First, unlike NFL players, teachers do not sign a lucrative enough contract to bridge them from an unsuccessful tryout to their next career, nor are teachers paid nearly enough to attract the most talented applicants available. Instead, we count on an inner spark, or emotional desire to teach to attract young talent.
Second, the training that teachers receive is far too removed from their actual day-to-day practice when they enter their careers. College prospects are at least playing very-nearly the same game and their professional counterparts. Gladwell’s analogy is perhaps closer to scouting college baseball teams looking for NFL prospects.
Compensating teachers at a rate closer to what other professionals can expect is perhaps a solution to the talent-attraction problem. If teachers in the San Francisco Bay Area could expect the same $60,000 to $70,000 starting salary as their business-professional counterparts and could look forward to $100,000 to $120,000 top earning potential, then our profession might attract some of the top talent that is currently more attracted to business.
Training emerging teaching in a longer, more intensive way would go a long way to approximating teacher training to similar professions.
I propose that teaching interns be placed with cooperating/master teachers for a three-year experience. The first year would be intensive training in pedagogy and classroom management that the teaching candidate could see modeled in their mater teacher’s classroom. The second year would be a paid internship where the master teacher and candidate shared responsibilities for a group of students. The candidate could plan units of study and individual lessons with the help of their master teacher. The candidate could also receive on-going training in educational psychology and sociology. Finally, in the third year, candidates would begin a one or two year residency, being paid lower wages, but completely in control of their classrooms and intensively evaluated by the school administration, their master teacher, and their peers. After passing a Bar-exam-like experience, then the newly tenured teacher would receive a large bump in salary – the big pay-off to warrant this now-more difficult journey into the profession.

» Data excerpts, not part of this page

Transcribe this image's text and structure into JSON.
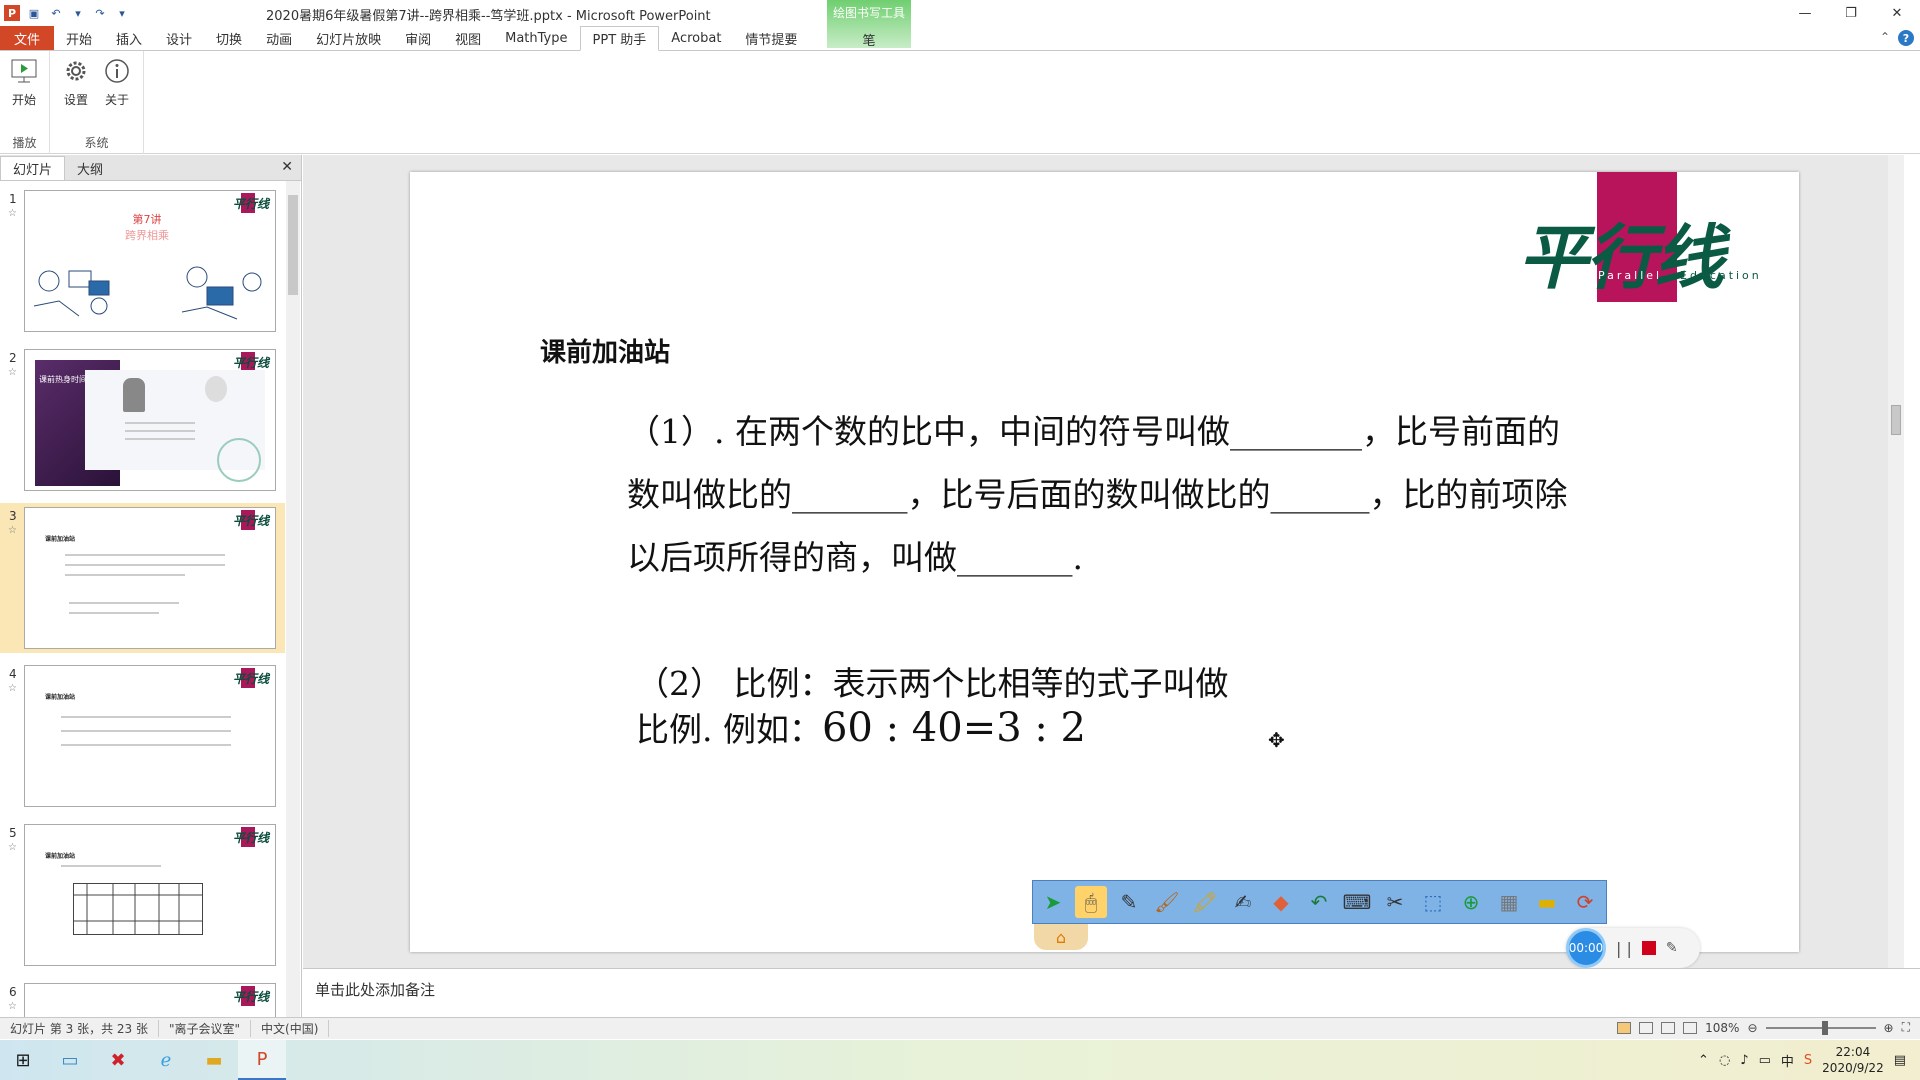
{
  "window": {
    "title": "2020暑期6年级暑假第7讲--跨界相乘--笃学班.pptx - Microsoft PowerPoint",
    "app_icon": "P",
    "context_tab_group": "绘图书写工具",
    "context_tab": "笔",
    "controls": [
      "—",
      "❐",
      "✕"
    ]
  },
  "ribbon": {
    "tabs": [
      "文件",
      "开始",
      "插入",
      "设计",
      "切换",
      "动画",
      "幻灯片放映",
      "审阅",
      "视图",
      "MathType",
      "PPT 助手",
      "Acrobat",
      "情节提要"
    ],
    "active_tab": "PPT 助手",
    "groups": [
      {
        "label": "播放",
        "buttons": [
          {
            "label": "开始",
            "icon": "play-icon"
          }
        ]
      },
      {
        "label": "系统",
        "buttons": [
          {
            "label": "设置",
            "icon": "gear-icon"
          },
          {
            "label": "关于",
            "icon": "info-icon"
          }
        ]
      }
    ]
  },
  "panel": {
    "tabs": [
      "幻灯片",
      "大纲"
    ],
    "active_tab": "幻灯片",
    "close": "✕",
    "thumbnails": [
      {
        "num": "1",
        "title": "第7讲",
        "subtitle": "跨界相乘"
      },
      {
        "num": "2",
        "title": "课前热身时间"
      },
      {
        "num": "3",
        "title": "课前加油站",
        "active": true
      },
      {
        "num": "4",
        "title": "课前加油站"
      },
      {
        "num": "5",
        "title": "课前加油站"
      },
      {
        "num": "6",
        "title": ""
      }
    ],
    "selected_index": 2
  },
  "slide": {
    "logo_text": "平行线",
    "logo_sub_a": "Parallel",
    "logo_sub_b": "Education",
    "heading": "课前加油站",
    "para1": "（1）. 在两个数的比中，中间的符号叫做________，比号前面的数叫做比的_______，比号后面的数叫做比的______，比的前项除以后项所得的商，叫做_______.",
    "para2_line1": "（2）  比例：表示两个比相等的式子叫做",
    "para2_line2_a": "比例. 例如：",
    "para2_line2_b": "60 : 40=3 : 2"
  },
  "pen_toolbar": {
    "tools": [
      "arrow-icon",
      "mouse-icon",
      "pen-icon",
      "brush-icon",
      "highlighter-icon",
      "text-pen-icon",
      "eraser-icon",
      "undo-icon",
      "keyboard-icon",
      "tools-icon",
      "screenshot-icon",
      "new-page-icon",
      "calculator-icon",
      "folder-icon",
      "refresh-icon"
    ],
    "selected_tool": "mouse-icon",
    "home": "⌂"
  },
  "recorder": {
    "time": "00:00",
    "pause": "| |"
  },
  "notes": {
    "placeholder": "单击此处添加备注"
  },
  "statusbar": {
    "slide_info": "幻灯片 第 3 张，共 23 张",
    "theme": "\"离子会议室\"",
    "language": "中文(中国)",
    "zoom": "108%",
    "zoom_level": 0.54
  },
  "taskbar": {
    "apps": [
      "file-explorer-icon",
      "xmind-icon",
      "ie-icon",
      "folder-icon",
      "powerpoint-icon"
    ],
    "active_app": "powerpoint-icon",
    "time": "22:04",
    "date": "2020/9/22"
  },
  "colors": {
    "file_tab": "#d24726",
    "brand_magenta": "#b8145c",
    "brand_green": "#0a5a44",
    "selected_thumb": "#fbe7b5",
    "pen_toolbar_bg": "#7fb3e6"
  }
}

In one way, Gladwell would get his way. Master teachers, school administrations, local communities, and the candidate her/himself would have ample opportunities to decide that this profession was not a good fit. Newly tenured teachers would be far better trained and prepared for the real job of teaching children. At the same time, the profession of teaching would finally be compensated like comparable professions. Best of all, students would have better-trained teachers who were far more likely to stay in the classroom far beyond the typical 5-year mark that presently sees 50% of our young professionals wash-out.